OCD (obsessive-compulsive disorder) or being on the spectrum of compulsive thinking usually comes from fighting against thoughts or taking them very seriously. And both of those approaches come from, I believe, the idea of free will; that your thinking processes are decision-making processes, therefore they are serious and you must take them seriously.

I just want to challenge that idea.

Imagine if your thoughts aren’t really much to do with your decision-making process at all. Especially not the thoughts that just ‘pop’ into your head.

Planning vs thinking

There’s a big difference to the thoughts that just pop into your mind unbidden, and planning consciously: deliberately thinking out something through, writing it down and coming up with a strategic action plan based on your values – it’s a very different style of thinking. In fact, it’s not really thinking at all but planning.

And that’s where thoughts become helpful. You go, “Brain, I need some information about this,” and thoughts come up.

That’s so much different to going, “Oh no! I’m feeling emotional!” and obeying any thoughts come up. Those thoughts are usually very unhelpful. They’re just guesses by your brain as to what’s happening.

It’s not real!

What I suggest when it comes to so-called negative and painful thoughts actually coming up, to apply the defusion practices, but mostly to keep reminding yourself this isn’t decision-making, this isn’t real, it’s just noises.

And notice how if you don’t take it as decision-making, you can do whatever you like. The thought can say, “Don’t talk to that person,” and yet you can still talk to them. The thought doesn’t actually stop you. The thought makes it uncomfortable but it doesn’t stop you.

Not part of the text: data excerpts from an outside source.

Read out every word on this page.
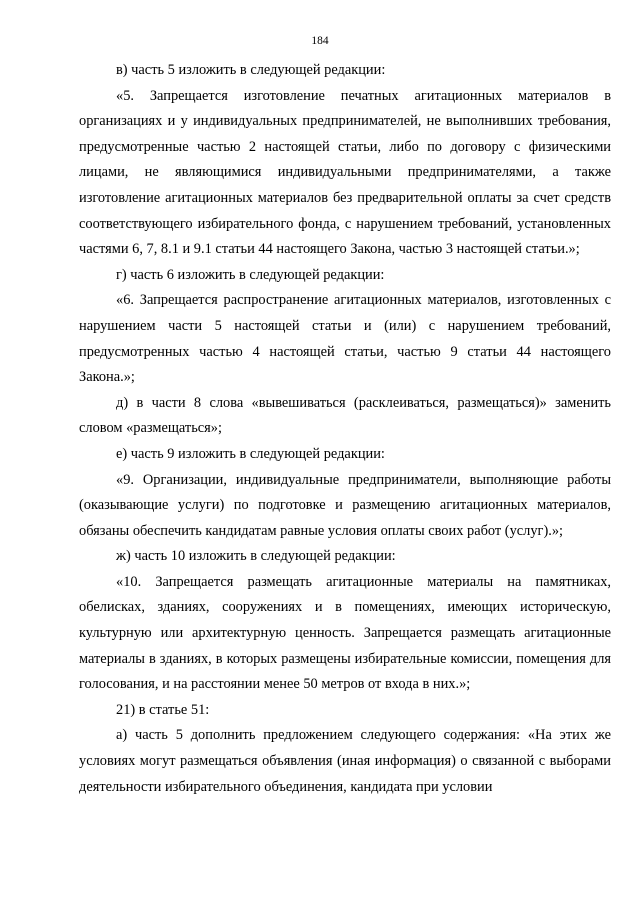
184

в) часть 5 изложить в следующей редакции:

«5. Запрещается изготовление печатных агитационных материалов в организациях и у индивидуальных предпринимателей, не выполнивших требования, предусмотренные частью 2 настоящей статьи, либо по договору с физическими лицами, не являющимися индивидуальными предпринимателями, а также изготовление агитационных материалов без предварительной оплаты за счет средств соответствующего избирательного фонда, с нарушением требований, установленных частями 6, 7, 8.1 и 9.1 статьи 44 настоящего Закона, частью 3 настоящей статьи.»;

г) часть 6 изложить в следующей редакции:

«6. Запрещается распространение агитационных материалов, изготовленных с нарушением части 5 настоящей статьи и (или) с нарушением требований, предусмотренных частью 4 настоящей статьи, частью 9 статьи 44 настоящего Закона.»;

д) в части 8 слова «вывешиваться (расклеиваться, размещаться)» заменить словом «размещаться»;

е) часть 9 изложить в следующей редакции:

«9. Организации, индивидуальные предприниматели, выполняющие работы (оказывающие услуги) по подготовке и размещению агитационных материалов, обязаны обеспечить кандидатам равные условия оплаты своих работ (услуг).»;

ж) часть 10 изложить в следующей редакции:

«10. Запрещается размещать агитационные материалы на памятниках, обелисках, зданиях, сооружениях и в помещениях, имеющих историческую, культурную или архитектурную ценность. Запрещается размещать агитационные материалы в зданиях, в которых размещены избирательные комиссии, помещения для голосования, и на расстоянии менее 50 метров от входа в них.»;

21) в статье 51:

а) часть 5 дополнить предложением следующего содержания: «На этих же условиях могут размещаться объявления (иная информация) о связанной с выборами деятельности избирательного объединения, кандидата при условии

If you believe that thoughts are the decision-making process, then the thought stops you. But it’s only the belief in the thought that makes you stop.

I want you to try something over the next week.

I want you to make a list – planning style thinking now – of all the things you know you should be doing this week. And then I want you to try and do them, until the thoughts come up – the thoughts that doubt you, the thoughts that question everything, the thoughts that throw out distractions that you ‘need’ to investigate and think through and sit still and not do your actions.

And when you notice that happening just try and do the action.

Just go, “Okay thoughts, nice to see you, acknowledged, now I’m gonna go do it.” Even if they say don’t do it, do it. I want you to just notice that you can break that. Your thoughts are not the decision.

Get cold

The decision to go do it comes from somewhere deeper. One way to test this, if you can’t think of any other good ideas, is to have a cold shower. Go and run a cold shower right after you read this and then step into that shower.

I want you to notice how your brain and your thoughts say don’t do it. They come up with all these excuses about why you shouldn’t step into the shower, and I want you to notice how you can walk forward into that cold water anyway. If you can do that, then your thoughts obviously have nothing to do with the final decision that you make, otherwise they would stop you.

This is why I have a cold shower every morning, just to prove to myself that what I feel like doing in my mind and what I know I should be doing are two different things, and what I should be doing is something I can always do, no matter what my thoughts or feelings tell me.

I hope that helps you. I know the idea that free will doesn’t exist is very challenging for people, so if it’s easier, just take it on board as: your thoughts are not free will. Your thoughts are not the decision making process. If there is such a thing as free will it’s not happening in the conscious awareness space.